# Tapatalk



## daddymikey1975

I have tapatalk pro and view many of my frequented fora w/ it.

I have found TAM in tapatalk, but evidently the feature is not enabled. Is this something that can be enabled ?

Sure would be appreciated 

Thanks for the great work.


----------



## Chris H.

Thanks for the heads up. Checking into this.


----------



## PBear

Any word on this? Or do you have, like, a real life too?

Seriously, I replaced my iPad with an Android tablet, and browsing this site on that kinda sucks. I'm hoping that Tapatalk or something like it will help.

C


----------



## Chris H.

I'm sorry I still haven't gotten around to it. I just have a lot more high priority stuff on my plate right now, but this is not forgotten, I assure you. Thanks for the reminder.


----------



## Chris H.

Tapatalk is working now. Sorry for the delay.


----------



## tacoma

Yep I just got the request to download it on my mobile.


----------



## pidge70

tacoma said:


> Yep I just got the request to download it on my mobile.
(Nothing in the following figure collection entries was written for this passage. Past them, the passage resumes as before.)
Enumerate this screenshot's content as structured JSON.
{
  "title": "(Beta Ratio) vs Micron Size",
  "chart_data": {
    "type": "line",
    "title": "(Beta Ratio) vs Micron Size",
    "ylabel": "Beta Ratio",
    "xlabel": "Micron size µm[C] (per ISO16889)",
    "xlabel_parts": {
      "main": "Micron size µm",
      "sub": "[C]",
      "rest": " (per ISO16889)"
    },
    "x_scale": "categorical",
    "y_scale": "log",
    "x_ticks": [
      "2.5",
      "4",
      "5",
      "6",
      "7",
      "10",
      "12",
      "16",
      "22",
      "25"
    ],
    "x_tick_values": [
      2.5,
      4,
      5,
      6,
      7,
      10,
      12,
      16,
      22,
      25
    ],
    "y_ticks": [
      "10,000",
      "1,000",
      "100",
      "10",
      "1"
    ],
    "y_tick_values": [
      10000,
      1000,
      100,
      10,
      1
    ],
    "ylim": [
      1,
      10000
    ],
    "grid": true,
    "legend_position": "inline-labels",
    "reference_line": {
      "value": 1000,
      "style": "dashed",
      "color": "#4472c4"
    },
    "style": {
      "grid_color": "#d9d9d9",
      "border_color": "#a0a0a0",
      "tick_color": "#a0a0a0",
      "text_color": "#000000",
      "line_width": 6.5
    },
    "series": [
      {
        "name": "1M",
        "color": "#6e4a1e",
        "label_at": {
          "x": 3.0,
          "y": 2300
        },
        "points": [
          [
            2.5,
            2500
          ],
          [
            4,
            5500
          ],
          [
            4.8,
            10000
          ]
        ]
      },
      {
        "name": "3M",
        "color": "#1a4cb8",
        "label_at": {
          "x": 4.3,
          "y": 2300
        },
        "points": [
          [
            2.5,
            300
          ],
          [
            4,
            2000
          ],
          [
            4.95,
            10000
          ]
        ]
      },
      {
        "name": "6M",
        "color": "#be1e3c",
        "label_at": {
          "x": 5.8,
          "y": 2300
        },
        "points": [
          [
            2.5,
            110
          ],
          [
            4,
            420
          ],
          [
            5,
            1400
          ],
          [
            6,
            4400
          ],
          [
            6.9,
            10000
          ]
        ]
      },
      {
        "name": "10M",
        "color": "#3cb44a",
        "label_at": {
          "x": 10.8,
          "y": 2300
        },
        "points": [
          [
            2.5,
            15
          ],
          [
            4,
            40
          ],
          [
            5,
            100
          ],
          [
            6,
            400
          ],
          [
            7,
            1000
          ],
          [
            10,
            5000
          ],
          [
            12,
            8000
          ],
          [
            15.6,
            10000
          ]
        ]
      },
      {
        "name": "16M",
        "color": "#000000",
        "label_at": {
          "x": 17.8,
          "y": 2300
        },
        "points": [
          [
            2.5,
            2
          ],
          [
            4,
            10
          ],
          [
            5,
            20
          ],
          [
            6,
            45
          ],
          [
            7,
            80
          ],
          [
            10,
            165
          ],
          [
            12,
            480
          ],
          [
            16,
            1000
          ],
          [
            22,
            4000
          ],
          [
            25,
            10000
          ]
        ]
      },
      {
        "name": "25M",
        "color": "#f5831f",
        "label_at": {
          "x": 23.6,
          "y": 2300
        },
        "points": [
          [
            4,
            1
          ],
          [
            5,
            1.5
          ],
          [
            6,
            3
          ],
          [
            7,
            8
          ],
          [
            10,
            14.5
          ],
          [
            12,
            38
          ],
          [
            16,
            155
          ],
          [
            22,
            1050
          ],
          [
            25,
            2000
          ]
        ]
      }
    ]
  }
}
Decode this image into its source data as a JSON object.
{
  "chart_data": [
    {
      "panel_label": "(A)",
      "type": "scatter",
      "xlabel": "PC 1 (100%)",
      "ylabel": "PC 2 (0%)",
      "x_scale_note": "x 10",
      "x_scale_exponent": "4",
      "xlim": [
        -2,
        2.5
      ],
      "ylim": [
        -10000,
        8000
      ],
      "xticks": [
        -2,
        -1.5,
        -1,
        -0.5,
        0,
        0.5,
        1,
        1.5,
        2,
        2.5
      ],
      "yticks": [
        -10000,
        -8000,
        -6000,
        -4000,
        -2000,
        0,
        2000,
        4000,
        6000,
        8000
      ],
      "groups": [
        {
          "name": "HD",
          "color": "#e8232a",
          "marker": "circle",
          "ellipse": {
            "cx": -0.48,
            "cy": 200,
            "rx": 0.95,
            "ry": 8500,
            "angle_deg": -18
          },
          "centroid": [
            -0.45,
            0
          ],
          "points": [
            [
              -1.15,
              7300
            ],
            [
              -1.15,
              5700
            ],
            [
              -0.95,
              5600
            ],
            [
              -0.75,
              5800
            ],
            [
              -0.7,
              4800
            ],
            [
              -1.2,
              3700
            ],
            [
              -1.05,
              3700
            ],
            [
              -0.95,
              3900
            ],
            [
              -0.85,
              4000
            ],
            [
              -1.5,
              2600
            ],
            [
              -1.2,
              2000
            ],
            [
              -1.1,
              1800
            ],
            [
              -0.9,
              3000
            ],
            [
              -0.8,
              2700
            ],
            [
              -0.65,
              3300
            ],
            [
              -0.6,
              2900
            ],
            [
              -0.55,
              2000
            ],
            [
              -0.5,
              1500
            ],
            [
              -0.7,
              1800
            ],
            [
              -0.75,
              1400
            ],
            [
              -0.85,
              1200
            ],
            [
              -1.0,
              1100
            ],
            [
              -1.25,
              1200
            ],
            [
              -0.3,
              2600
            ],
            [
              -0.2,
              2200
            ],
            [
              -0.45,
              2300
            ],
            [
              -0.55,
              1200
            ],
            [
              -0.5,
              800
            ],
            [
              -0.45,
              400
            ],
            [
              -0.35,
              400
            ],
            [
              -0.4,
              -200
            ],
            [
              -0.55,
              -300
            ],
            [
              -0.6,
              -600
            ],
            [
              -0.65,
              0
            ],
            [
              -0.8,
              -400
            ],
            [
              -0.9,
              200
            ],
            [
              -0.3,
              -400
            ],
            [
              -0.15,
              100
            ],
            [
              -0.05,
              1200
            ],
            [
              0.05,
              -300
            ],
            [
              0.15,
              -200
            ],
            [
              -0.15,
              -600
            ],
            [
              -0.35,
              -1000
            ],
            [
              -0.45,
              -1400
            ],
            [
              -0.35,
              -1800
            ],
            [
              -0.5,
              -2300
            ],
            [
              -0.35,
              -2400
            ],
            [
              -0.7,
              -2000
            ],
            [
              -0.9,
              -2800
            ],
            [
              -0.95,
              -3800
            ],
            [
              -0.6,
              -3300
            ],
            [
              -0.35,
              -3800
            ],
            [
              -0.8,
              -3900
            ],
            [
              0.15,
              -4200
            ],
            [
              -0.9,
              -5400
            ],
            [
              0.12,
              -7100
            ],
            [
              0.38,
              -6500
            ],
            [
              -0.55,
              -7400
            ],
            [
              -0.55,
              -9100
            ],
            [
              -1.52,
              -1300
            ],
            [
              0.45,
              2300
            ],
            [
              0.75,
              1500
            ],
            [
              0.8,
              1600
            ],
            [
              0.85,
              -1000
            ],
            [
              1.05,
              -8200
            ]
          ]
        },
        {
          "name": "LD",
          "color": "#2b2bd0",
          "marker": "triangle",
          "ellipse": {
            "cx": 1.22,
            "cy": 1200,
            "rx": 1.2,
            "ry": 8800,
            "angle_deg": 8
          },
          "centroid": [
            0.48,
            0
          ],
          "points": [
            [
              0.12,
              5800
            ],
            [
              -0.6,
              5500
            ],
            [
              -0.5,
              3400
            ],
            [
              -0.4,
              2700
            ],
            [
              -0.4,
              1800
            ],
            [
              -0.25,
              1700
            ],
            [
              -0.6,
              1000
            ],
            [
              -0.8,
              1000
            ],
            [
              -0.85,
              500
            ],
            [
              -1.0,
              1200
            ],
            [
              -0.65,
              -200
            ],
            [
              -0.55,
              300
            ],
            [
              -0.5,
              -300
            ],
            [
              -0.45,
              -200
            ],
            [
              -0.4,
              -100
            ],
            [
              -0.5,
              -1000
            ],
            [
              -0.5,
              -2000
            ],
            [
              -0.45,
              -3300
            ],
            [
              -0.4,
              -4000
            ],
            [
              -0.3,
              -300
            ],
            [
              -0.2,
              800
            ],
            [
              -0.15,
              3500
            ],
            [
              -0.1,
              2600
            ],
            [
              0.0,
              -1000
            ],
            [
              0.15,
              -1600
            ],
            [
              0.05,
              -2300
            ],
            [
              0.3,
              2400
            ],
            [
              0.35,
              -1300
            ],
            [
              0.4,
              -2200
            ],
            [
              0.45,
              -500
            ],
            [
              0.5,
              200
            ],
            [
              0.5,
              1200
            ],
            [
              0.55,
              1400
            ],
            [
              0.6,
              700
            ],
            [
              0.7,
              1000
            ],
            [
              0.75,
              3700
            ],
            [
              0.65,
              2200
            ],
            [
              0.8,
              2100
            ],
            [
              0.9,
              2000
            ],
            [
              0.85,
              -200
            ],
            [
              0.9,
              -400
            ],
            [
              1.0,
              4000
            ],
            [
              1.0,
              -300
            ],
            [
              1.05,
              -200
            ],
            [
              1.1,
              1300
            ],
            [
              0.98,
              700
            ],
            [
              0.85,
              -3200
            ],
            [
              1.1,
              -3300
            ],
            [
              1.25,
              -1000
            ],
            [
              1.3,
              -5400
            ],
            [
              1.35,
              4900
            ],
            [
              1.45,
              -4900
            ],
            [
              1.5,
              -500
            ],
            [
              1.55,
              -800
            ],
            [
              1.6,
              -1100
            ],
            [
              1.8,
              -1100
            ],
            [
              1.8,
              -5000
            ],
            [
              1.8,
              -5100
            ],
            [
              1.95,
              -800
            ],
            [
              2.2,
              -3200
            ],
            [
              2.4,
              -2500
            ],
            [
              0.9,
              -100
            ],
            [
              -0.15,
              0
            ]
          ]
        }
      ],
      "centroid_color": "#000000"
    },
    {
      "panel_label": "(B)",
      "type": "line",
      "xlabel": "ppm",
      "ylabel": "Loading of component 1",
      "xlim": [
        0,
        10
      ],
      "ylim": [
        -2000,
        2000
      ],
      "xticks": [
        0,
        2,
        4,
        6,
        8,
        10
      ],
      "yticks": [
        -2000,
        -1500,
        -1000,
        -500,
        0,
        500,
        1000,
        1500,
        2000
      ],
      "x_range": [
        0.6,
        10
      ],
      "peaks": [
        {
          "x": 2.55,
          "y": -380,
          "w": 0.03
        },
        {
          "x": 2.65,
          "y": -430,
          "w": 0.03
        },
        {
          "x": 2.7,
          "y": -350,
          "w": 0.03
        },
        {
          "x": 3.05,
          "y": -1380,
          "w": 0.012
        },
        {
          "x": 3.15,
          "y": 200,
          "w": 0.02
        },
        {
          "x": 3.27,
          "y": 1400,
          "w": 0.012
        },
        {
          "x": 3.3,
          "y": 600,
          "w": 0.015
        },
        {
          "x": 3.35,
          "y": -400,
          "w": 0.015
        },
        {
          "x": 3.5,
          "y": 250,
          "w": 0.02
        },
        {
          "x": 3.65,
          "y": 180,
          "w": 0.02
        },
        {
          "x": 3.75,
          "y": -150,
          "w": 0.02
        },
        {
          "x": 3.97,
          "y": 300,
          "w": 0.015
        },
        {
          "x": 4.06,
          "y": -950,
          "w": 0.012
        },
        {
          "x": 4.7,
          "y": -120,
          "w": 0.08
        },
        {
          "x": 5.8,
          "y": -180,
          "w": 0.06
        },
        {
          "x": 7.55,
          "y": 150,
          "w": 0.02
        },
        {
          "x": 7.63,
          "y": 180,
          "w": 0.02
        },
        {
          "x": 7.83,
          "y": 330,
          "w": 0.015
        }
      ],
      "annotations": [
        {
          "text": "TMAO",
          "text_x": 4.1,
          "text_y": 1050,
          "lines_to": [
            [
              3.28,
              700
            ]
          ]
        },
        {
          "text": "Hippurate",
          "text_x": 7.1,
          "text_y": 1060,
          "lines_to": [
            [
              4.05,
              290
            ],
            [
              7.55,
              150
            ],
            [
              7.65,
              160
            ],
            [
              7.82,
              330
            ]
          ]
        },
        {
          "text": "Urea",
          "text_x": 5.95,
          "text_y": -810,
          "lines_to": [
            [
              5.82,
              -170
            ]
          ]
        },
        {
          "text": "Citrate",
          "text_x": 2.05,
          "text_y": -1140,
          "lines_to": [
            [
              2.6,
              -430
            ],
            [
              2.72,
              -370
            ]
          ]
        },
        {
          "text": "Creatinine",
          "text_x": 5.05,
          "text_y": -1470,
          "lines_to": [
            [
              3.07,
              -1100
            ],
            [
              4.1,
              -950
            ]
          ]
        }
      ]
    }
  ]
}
Did you download it? I'm still debating it.
_Posted via Mobile Device_


----------



## tacoma

pidge70 said:


> Did you download it? I'm still debating it.
> _Posted via Mobile Device_


No I didn`t, I`m fine with the mobile version of the site.


----------



## Almostrecovered

Color scheme change next?


please please please please!!


----------



## Chris H.

Almostrecovered said:


> Color scheme change next?
> 
> 
> please please please please!!


Hopefully soon. Added the new logo top left, color scheme will be close to that.


----------



## Confused_and_bitter

I love tapatalk! It makes it easier to navigate using my iPhone which is my primary way of accessing TAM.


----------



## Almostrecovered

will bugging you constantly get it done faster?


----------



## Chris H.

Almostrecovered said:


> will bugging you constantly get it done faster?


Unfortunately, the artist is the hold-up on this one...not me.


----------



## Almostrecovered

will bugging you to bug the artist get it done any faster?


----------



## nice777guy

Chris H. said:


> Unfortunately, *the artist *is the hold-up on this one...not me.


You mean Prince?


----------



## Almostrecovered

My turtle doesn't bounce in this app!!


----------



## pidge70

Almostrecovered said:


> My turtle doesn't bounce in this app!!


:rofl:
_Posted via Mobile Device_


----------



## I'mInLoveWithMyHubby

I have tapatalk. I like it. The other forum I use crashes with the 5.0 iPod touch 4 and by using tapatalk, it no longer crashes.

I only use two forums so far. It's easier then finding the site through safari.


----------